Saturday, June 28, 2008

Chouhan carries NDP banner

Backrooms column by Dan Hilborn
Published May 11, 2005


When Raj Chouhan first arrived in Canada 30 years ago, he intended to go the university, earn his master's degree and then find himself a decent job.

But when he answered a help-wanted ad to drive people to work at a variety of Fraser Valley farms, he found himself aghast at the working conditions being forced upon many of the newly arrived immigrants who toiled in the fields.

"I was quite shocked," Chouhan said. "Out in the fields they had no running water and no toilets, and when I started asking questions, I got fired. That aroused my curiosity and I was fired five times in five days from different farms."

Chouhan went on to become a founder of the Canadian Farmworkers Union and a lifetime of labour organizing that has seen him serve as a member of the labour Relations Board since 1992 and on the arbitration bureau of B.C.

"All my life I have been working hard to help people who didn't have a voice and were fighting against injustice," said the NDP candidate, who has worked with the Hospital Employees Union for the past 19 years. "When I see somebody being wronged, I can't sit back and accept it."

And having knocked on hundreds of doors in the riding since February, Chouhan believe he's the only candidate onside with the majority of voters in the number one issue in his riding - health care.

Chouhan said voters in his riding are well aware of the closing of Saint Mary's Hospital in New Westminster, and the impact of Bill 29 which resulted in layoffs and the loss of good-paying jobs for thousands of health care workers, most of whom were women. He also disagrees with an assertion made by local Liberals that the HEU leadership gave their tacit approval to the controversial deal.

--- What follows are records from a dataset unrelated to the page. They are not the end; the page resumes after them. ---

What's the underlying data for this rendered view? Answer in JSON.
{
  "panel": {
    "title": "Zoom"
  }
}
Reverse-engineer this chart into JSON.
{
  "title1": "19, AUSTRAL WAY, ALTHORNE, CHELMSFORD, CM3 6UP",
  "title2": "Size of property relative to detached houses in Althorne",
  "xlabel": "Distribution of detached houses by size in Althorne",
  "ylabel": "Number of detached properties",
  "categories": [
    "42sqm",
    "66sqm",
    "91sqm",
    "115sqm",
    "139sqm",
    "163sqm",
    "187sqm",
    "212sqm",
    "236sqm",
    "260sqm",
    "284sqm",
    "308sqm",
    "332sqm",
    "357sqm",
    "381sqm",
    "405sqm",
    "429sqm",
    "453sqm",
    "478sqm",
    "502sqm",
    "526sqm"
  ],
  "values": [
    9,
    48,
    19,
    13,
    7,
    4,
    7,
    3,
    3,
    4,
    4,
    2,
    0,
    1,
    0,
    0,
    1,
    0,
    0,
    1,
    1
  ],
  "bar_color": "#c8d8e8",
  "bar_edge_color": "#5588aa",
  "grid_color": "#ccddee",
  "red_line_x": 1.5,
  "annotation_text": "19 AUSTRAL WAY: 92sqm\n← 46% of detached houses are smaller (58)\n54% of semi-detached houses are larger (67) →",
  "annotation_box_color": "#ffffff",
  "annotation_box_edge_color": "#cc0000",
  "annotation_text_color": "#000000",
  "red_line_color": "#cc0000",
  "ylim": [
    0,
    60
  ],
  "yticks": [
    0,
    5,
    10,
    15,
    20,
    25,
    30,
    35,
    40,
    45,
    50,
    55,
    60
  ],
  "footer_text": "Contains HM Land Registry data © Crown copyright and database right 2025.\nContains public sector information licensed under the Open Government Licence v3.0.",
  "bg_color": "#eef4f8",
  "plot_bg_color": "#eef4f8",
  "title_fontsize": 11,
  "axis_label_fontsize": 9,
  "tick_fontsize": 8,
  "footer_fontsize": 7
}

"I was there when Campbell called and said we had absolutely no choice. They were imposing that contract," Chouhan told a small but boisterous crowd at an all candidates meeting sponsored by the Burnaby Association for Community Inclusion.

The NDP candidate in Burnaby-Edmonds has represented his party at a variety of Punjabi-language all-candidate debates throughout the region and he is often been seen walking directly beside NDP leader Carole James during her frequent visits to the Lower Mainland.

Chouhan, 56, is married with two daughters and volunteers is vice-president of the parent advisory council at Cariboo Hill Secondary.

HOPEFULS IN THE RACE

New candidates have stepped into the arena in the Burnaby- Willingdon riding since we began profiling the hopefuls on April 30.

The new candidates are Green Party hopeful Pauline Farrell and B.C. Marijuana Party standard-bearer John Warrens.

Attempts to contact Warrens through the party's main phone number were unsuccessful, and he was one of the few candidates who did not have a biography on the party website.

Overall, there are 18 candidates vying for five parties, one independent and an unofficial Rhinoceros Party candidate running in the city.

SHE'S SEEING GREEN

When Pauline Farrell was just a teenager, she walked through the front doors of the original Greenpeace office on West Fourth Avenue in Vancouver and volunteered her time to protest against the nuclear tests taking place in the Kamchatka peninsula of Alaska.

Farrell was also one of the first official Green Party members in the province. But, over the years, her membership lapsed and Farrell, who now works as an adult basic education instructor, admits that she has sometimes voted for other political parties.

But this year, Farrell believes the environmental issues are too important to ignore and that's why she's running in Willingdon.

"When I looked around my community and the environment of greater B.C., I guess I saw that there needs to be changes in the way we do things," Farrell said. "We need more cooperative, visionary thinking about the future - a future that takes the environment into account.

"It's not that I believe the other parties have done everything incorrectly. That's not the way I think. The parties that have governed B.C. have done good things, I just believe the Green Party could do better."

Farrell has lived in the Suncrest neighbourhood of the riding with her husband and two children for the past two years.